Já na década de 2010, o papel da coordenação na área do desenvolvimento é mais do que nunca central para fomentar a cooperação para o desenvolvimento dentro das Nações Unidas. Sob o guarda-chuva da UN Development estão 34 fundos, programas e agências, que, frente à adoção da Agenda 2030 para o Desenvolvimento Sustentável, passam a ter que lidar com uma gama diferente de demandas e oportunidades. Contudo, como argumenta o autor, o arranjo de governança atual coloca constrangimentos significativos à habilidade da organização se integrar na medida em que exigem os ODS. Além de propor três desenhos possíveis de adaptação da governança para o desenvolvimento da ONU, Helgason afirma que todas passam fundamentalmente por um reforço do multilateralismo, que segundo ele estaria murchando mesmo frente às crescentes tendências de interconexão, complexidade e incerteza (HELGASON, 2016).

Em se tratando da arquitetura internacional para o meio ambiente, o diagnóstico é ainda mais crítico considerando seus avanços reais sobre os principais problemas enfrentados.

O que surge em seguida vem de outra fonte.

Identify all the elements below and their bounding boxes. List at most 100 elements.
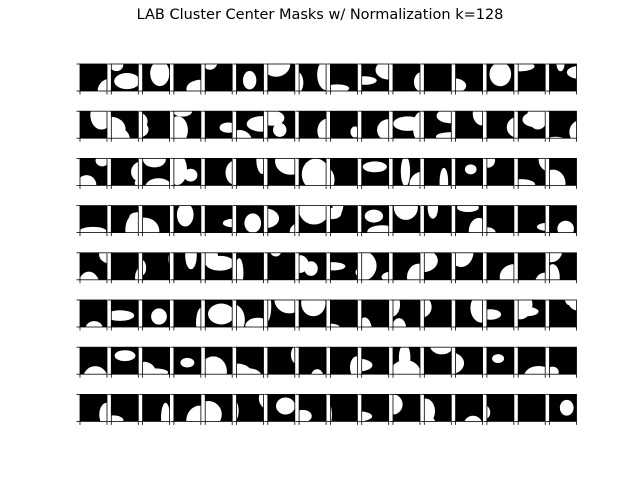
subplot-frame <box>298 252 327 281</box>
subplot-frame <box>517 63 546 92</box>
mask-region <box>468 217 483 233</box>
mask-region <box>464 164 477 175</box>
mask-region <box>267 208 280 228</box>
mask-background <box>142 252 170 280</box>
mask-subplot <box>326 393 358 425</box>
mask-subplot <box>107 393 139 425</box>
subplot-frame <box>298 393 327 422</box>
mask-subplot <box>264 393 296 425</box>
mask-region <box>330 169 335 186</box>
mask-subplot <box>452 393 484 425</box>
subplot-frame <box>329 157 358 186</box>
mask-subplot <box>452 346 484 378</box>
subplot-frame <box>329 393 358 422</box>
mask-subplot <box>483 346 515 378</box>
mask-region <box>526 394 535 395</box>
mask-region <box>142 260 147 276</box>
mask-background <box>424 64 452 91</box>
mask-region <box>518 300 533 320</box>
subplot-frame <box>423 110 452 139</box>
subplot-frame <box>236 63 264 92</box>
subplot-frame <box>204 393 233 422</box>
subplot-frame <box>423 157 452 186</box>
mask-region <box>150 64 170 87</box>
mask-region <box>219 122 233 133</box>
mask-region <box>99 252 107 264</box>
mask-subplot <box>389 110 421 142</box>
mask-region <box>180 357 195 368</box>
mask-subplot <box>483 205 515 237</box>
mask-subplot <box>546 63 577 95</box>
mask-subplot <box>170 63 202 95</box>
subplot-frame <box>142 63 171 92</box>
mask-region <box>332 205 344 217</box>
subplot-frame <box>110 205 139 234</box>
mask-subplot <box>514 110 546 142</box>
mask-subplot <box>514 205 546 237</box>
subplot-frame <box>486 252 515 281</box>
mask-subplot <box>264 110 296 142</box>
mask-subplot <box>546 393 577 425</box>
mask-subplot <box>170 205 202 237</box>
subplot-frame <box>486 346 515 375</box>
subplot-frame <box>110 346 139 375</box>
subplot-frame <box>142 205 171 234</box>
mask-region <box>536 222 546 231</box>
mask-region <box>350 356 358 375</box>
subplot-frame <box>142 299 171 328</box>
subplot-frame <box>236 205 264 234</box>
mask-region <box>299 205 327 225</box>
mask-region <box>205 64 218 70</box>
subplot-frame <box>392 63 421 92</box>
subplot-frame <box>142 252 171 281</box>
mask-subplot <box>264 299 296 331</box>
mask-region <box>549 264 560 280</box>
mask-region <box>564 300 574 306</box>
mask-subplot <box>233 205 264 237</box>
mask-subplot <box>233 63 264 95</box>
subplot-frame <box>392 393 421 422</box>
mask-region <box>427 205 439 219</box>
mask-region <box>569 120 577 139</box>
subplot-frame <box>236 393 264 422</box>
subplot-frame <box>549 205 577 234</box>
mask-region <box>205 356 227 375</box>
subplot-frame <box>329 205 358 234</box>
mask-region <box>436 111 452 124</box>
mask-subplot <box>107 110 139 142</box>
mask-region <box>424 300 432 318</box>
mask-subplot <box>201 299 233 331</box>
mask-region <box>99 402 107 422</box>
mask-subplot <box>264 63 296 95</box>
subplot-frame <box>392 110 421 139</box>
subplot-frame <box>549 110 577 139</box>
mask-subplot <box>326 63 358 95</box>
mask-subplot <box>76 393 108 425</box>
mask-region <box>290 347 295 364</box>
subplot-frame <box>79 346 108 375</box>
subplot-frame <box>173 393 202 422</box>
subplot-frame <box>392 299 421 328</box>
mask-region <box>330 262 346 271</box>
subplot-frame <box>486 205 515 234</box>
subplot-frame <box>361 63 390 92</box>
mask-region <box>311 369 324 375</box>
subplot-frame <box>455 346 484 375</box>
subplot-frame <box>110 63 139 92</box>
mask-region <box>90 111 107 130</box>
subplot-frame <box>79 205 108 234</box>
mask-region <box>244 213 262 233</box>
mask-region <box>222 218 233 228</box>
mask-region <box>524 365 546 375</box>
subplot-frame <box>236 299 264 328</box>
subplot-frame <box>236 157 264 186</box>
subplot-frame <box>517 110 546 139</box>
mask-subplot <box>170 393 202 425</box>
mask-region <box>393 205 418 220</box>
mask-region <box>470 300 483 323</box>
subplot-frame <box>204 346 233 375</box>
mask-region <box>151 308 167 325</box>
subplot-frame <box>455 205 484 234</box>
mask-region <box>236 401 239 420</box>
mask-subplot <box>546 205 577 237</box>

Franchini, Viola e Barros-Platiau (2017) alertam para a insuficiência dos mecanismos internacionais do meio ambiente para lidar com os desafios colocados pelo Antropoceno e manter a ação humana dentro do espaço seguro de operação. Segundo os autores, mesmo tendo alcançado consensos globais, nem o sistema de conferências ambientais nem os regimes ambientais das áreas temáticas dão conta da urgência e da grandiosidade da tarefa, pois a pressão antrópica sobre o planeta se acelerou a ponto de abrir a possibilidade de disrupção do sistema caso ultrapassemos mais limites planetários (FRANCHINI, VIOLA e BARROS- PLATIAU, 2017).

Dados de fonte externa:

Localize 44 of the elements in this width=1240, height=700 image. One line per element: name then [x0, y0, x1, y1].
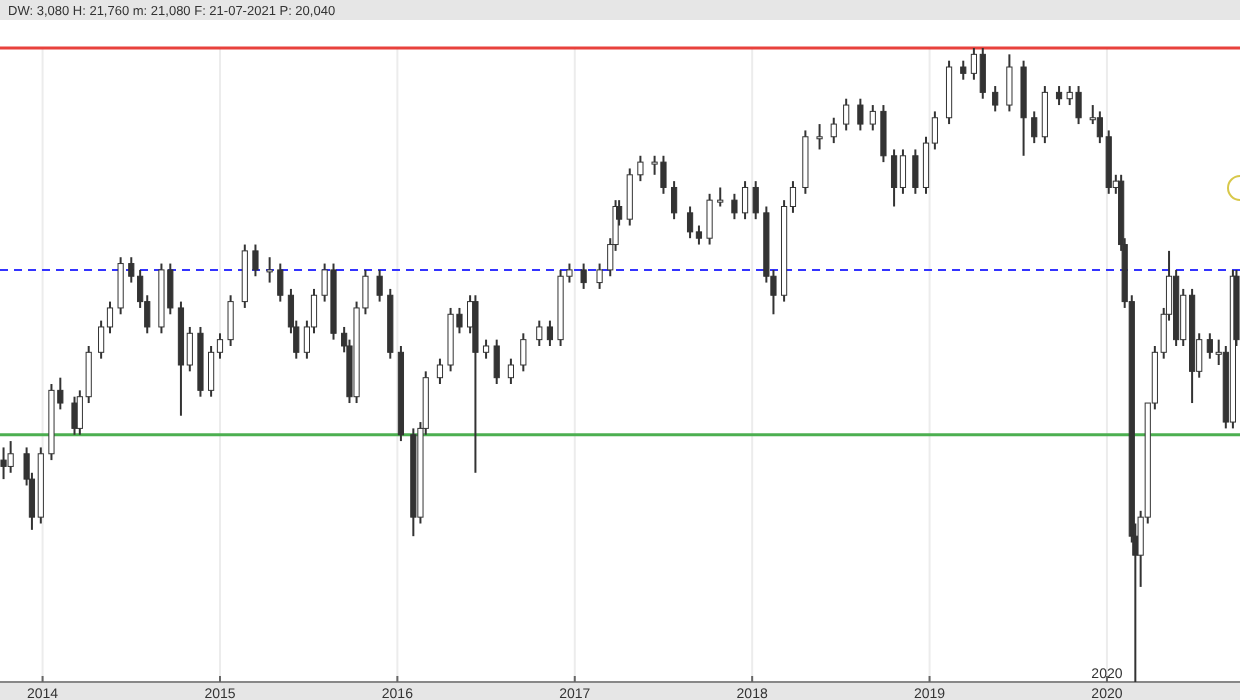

Ao elencar os limites da política ambiental internacional, eles destacam três aspectos centrais: a marginalidade que a temática ambiental tem em relação a temas consagrados nas relações internacionais, como segurança, defesa e economia; o “estadocentrismo” da gestão dos bens comuns, seja em âmbito nacional ou internacional, e mesmo com o alcance das comunidades epistêmicas e da sociedade civil organizada dentro das discussões sobre meio

ambiente; e a limitação dos regimes internacionais ambientais a áreas temáticas isoladas, perdendo de vista a interconexão necessária para enfrentar os problemas do Antropoceno (FRANCHINI, VIOLA e BARROS-PLATIAU, 2017).

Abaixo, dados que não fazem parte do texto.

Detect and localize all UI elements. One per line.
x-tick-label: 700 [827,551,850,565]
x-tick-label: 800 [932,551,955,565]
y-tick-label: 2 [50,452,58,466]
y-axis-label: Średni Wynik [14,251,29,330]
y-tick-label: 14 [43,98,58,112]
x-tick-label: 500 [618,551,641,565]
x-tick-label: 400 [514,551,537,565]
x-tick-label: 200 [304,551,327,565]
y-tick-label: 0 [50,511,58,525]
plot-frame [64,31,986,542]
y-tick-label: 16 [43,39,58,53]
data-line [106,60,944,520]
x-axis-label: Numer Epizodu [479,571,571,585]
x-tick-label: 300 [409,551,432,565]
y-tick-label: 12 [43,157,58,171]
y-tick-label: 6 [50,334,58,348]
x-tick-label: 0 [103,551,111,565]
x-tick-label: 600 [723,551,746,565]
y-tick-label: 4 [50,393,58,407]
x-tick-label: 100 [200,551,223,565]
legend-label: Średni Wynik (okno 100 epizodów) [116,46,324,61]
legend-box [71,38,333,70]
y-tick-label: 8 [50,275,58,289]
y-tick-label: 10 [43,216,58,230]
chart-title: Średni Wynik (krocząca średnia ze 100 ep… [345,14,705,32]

Para dar conta desses desafios e provocar as mudanças imprescindíveis para trazer a ação humana de volta a um espaço de ação seguro, Franchini, Viola e Barros-Platiau (2017) apontam caminhos necessários. Indicam a necessidade da criação de uma organização mundial do meio ambiente com status superior a de agência no sistema ONU, além da internalização do conceito de limites planetários por organizações internacionais como o Banco Mundial, o Fundo Monetário Internacional, a Organização Mundial do Comércio e o Conselho de Segurança da ONU, acompanhado de uma reforma da estrutura da Assembleia Geral das Nações Unidas para que passe a refletir não apenas a representação dos Estados, mas das populações, em um formato de parlamento mundial. Os autores, contudo, fazem uma crítica ao conceito de desenvolvimento sustentável na forma como tem sido trabalhado no consenso político internacional, por ser vago e difuso e pretender uma síntese demasiado ambiciosa para não gerar oposições políticas por grupos de países (FRANCHINI, VIOLA e BARROS- PLATIAU, 2017).

Assim, pode-se depreender que os desafios atuais, sejam do Antropoceno ou da Segunda Modernidade (BECK, 1992), exigem uma redefinição das relações internacionais nos mais variados âmbitos e de forma extensa. Pressupõem uma nova forma de gerir as relações entre países, organizações, empresas, pessoas e entre os grupos humanos e o meio ambiente. Nesse cenário, a Agenda 2030, a depender da maneira como for implementada, pode funcionar como uma tentativa de redefinir tais relações, levando em consideração uma visão integrada dos desafios ambientais, sociais e econômicos. A depender de seu sucesso, pode significar uma mudança de paradigma na forma de cooperação a nível internacional, traçando caminhos para além da crise do multilateralismo interestatal.